What was intended as fun by showing Tufnell perched at a bar having a shot at Australia's costly blunders against England during last year's Ashes series angered the Australian team during Monday's Allan Border Medal presentation.
Tufnell highlighted Australian skipper Ricky Ponting's decision to bowl first in the second Edgbaston Test after strike bowler Glenn McGrath was injured while warming up, and a crucial dropped catch by Shane Warne during the final Test at The Oval.
Ponting rejected claims he and his team were too thin-skinned in their reaction to Tufnell's sledging.
After being named Australian Cricketer of the Year for the second time, and becoming the first multiple winner of medal, Ponting told the audience at Melbourne's Crown Casino that Tufnell's jibes would motivate him and his team against England in the Ashes series in Australia later this year.
Ponting was still fuming Tuesday after a night to sleep on the words of Tufnell, who averaged 2.73 with the bat and 38.14 with the ball in 12 Tests against Australia.
"Disappointment is probably the right word," Ponting told reporters.
"I'm not so concerned or angry over what he had to say. Looking back at a week or two's time it will probably be quite funny, but at our night - the Australian cricket team's night of nights for the whole year - I didn't think the timing was that good," he said.

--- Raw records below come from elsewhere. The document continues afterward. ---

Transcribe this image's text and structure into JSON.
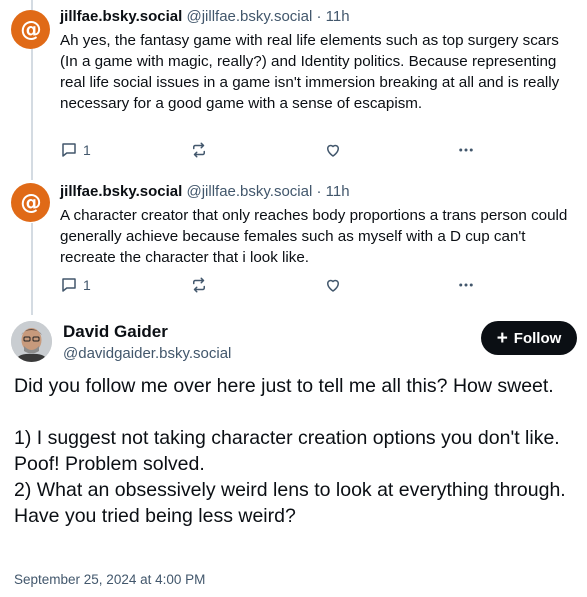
{
  "posts": [
    {
      "display_name": "jillfae.bsky.social",
      "meta": "@jillfae.bsky.social · 11h",
      "text": "Ah yes, the fantasy game with real life elements such as top surgery scars (In a game with magic, really?) and Identity politics. Because representing real life social issues in a game isn't immersion breaking at all and is really necessary for a good game with a sense of escapism.",
      "reply_count": "1",
      "avatar_icon": "at-sign-icon"
    },
    {
      "display_name": "jillfae.bsky.social",
      "meta": "@jillfae.bsky.social · 11h",
      "text": "A character creator that only reaches body proportions a trans person could generally achieve because females such as myself with a D cup can't recreate the character that i look like.",
      "reply_count": "1",
      "avatar_icon": "at-sign-icon"
    }
  ],
  "main_post": {
    "display_name": "David Gaider",
    "handle": "@davidgaider.bsky.social",
    "follow_label": "Follow",
    "text": "Did you follow me over here just to tell me all this? How sweet.\n\n1) I suggest not taking character creation options you don't like. Poof! Problem solved.\n2) What an obsessively weird lens to look at everything through. Have you tried being less weird?",
    "timestamp": "September 25, 2024 at 4:00 PM"
  },
  "colors": {
    "avatar_orange": "#e06a17",
    "secondary_text": "#42576c",
    "thread_line": "#d4dbe2",
    "follow_bg": "#0b0f14"
  }
}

He rejected any suggestion that he and his players lacked a sense of humour.
"There's no doubt that the Ashes loss cut pretty deep with all the players, but in saying that, we haven't thought about it for a long time," Ponting said.

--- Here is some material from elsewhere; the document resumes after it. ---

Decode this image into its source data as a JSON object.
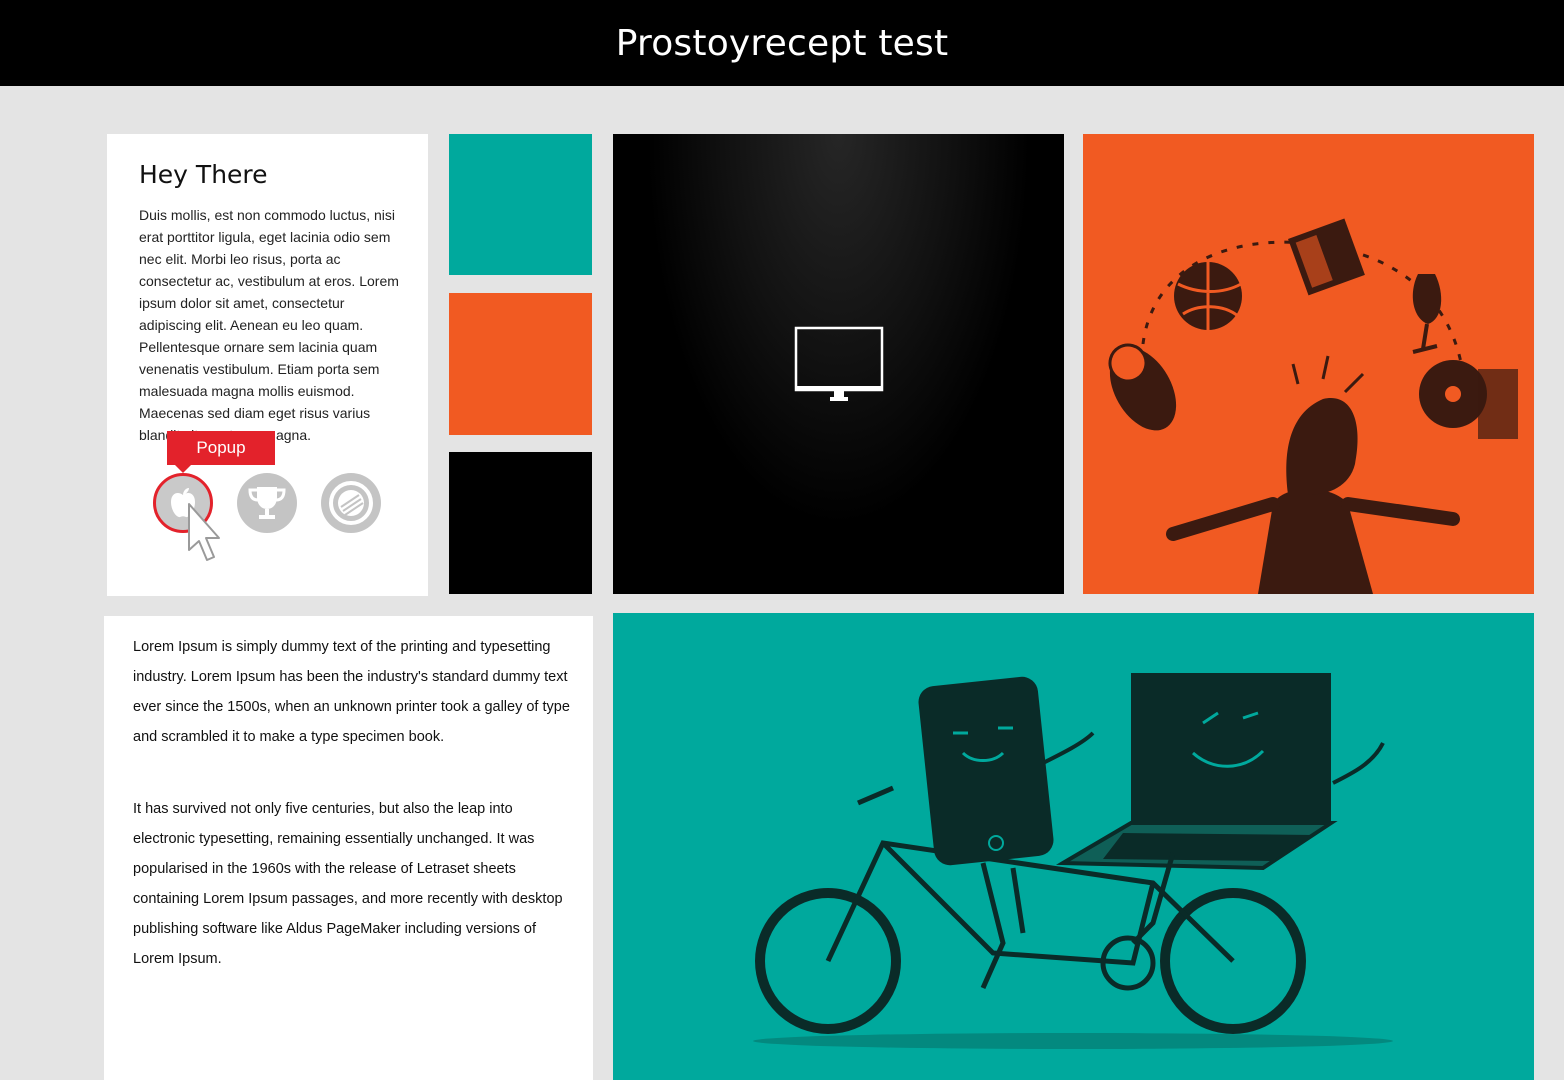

"We've been pretty focused and pretty positive on what we've been trying to achieve over the last few weeks, and to have it all re-hashed and brought up again probably touched a note with some of the guys.
"But I don't think that means we're precious or anything like that, it's just we're there to enjoy the night for what it is and we had to sit down and go through all of that sort of stuff," he said.
Tufnell lampooned Warne for spilling a straightforward slips chance early in Kevin Pietersen's innings in the final Test, allowing the England batsman to go on to score a century, save the match and secure a 2-1 Ashes win for his team.
"Warney ... just because you're a mate of Kevin Pietersen's, it didn't mean at that last day at The Oval you had to drop him," Tufnell teased.
"Do you wake up in the middle of the night thinking you might have dropped the Ashes? I have got (South African) Herschelle Gibbs' phone number here if you want some counselling," he said.
Former Australian captain Steve Waugh once famously sledged Gibbs for dropping him during the 1999 World Cup, which gave Australia a lifeline on their way to winning the tournament.
Warne said he was itching for another chance at England and shrugged off Tufnell's remarks.
"It didn't really worry me whatsoever what he was saying. You can take yourself too seriously, take it for a bit of fun," he said.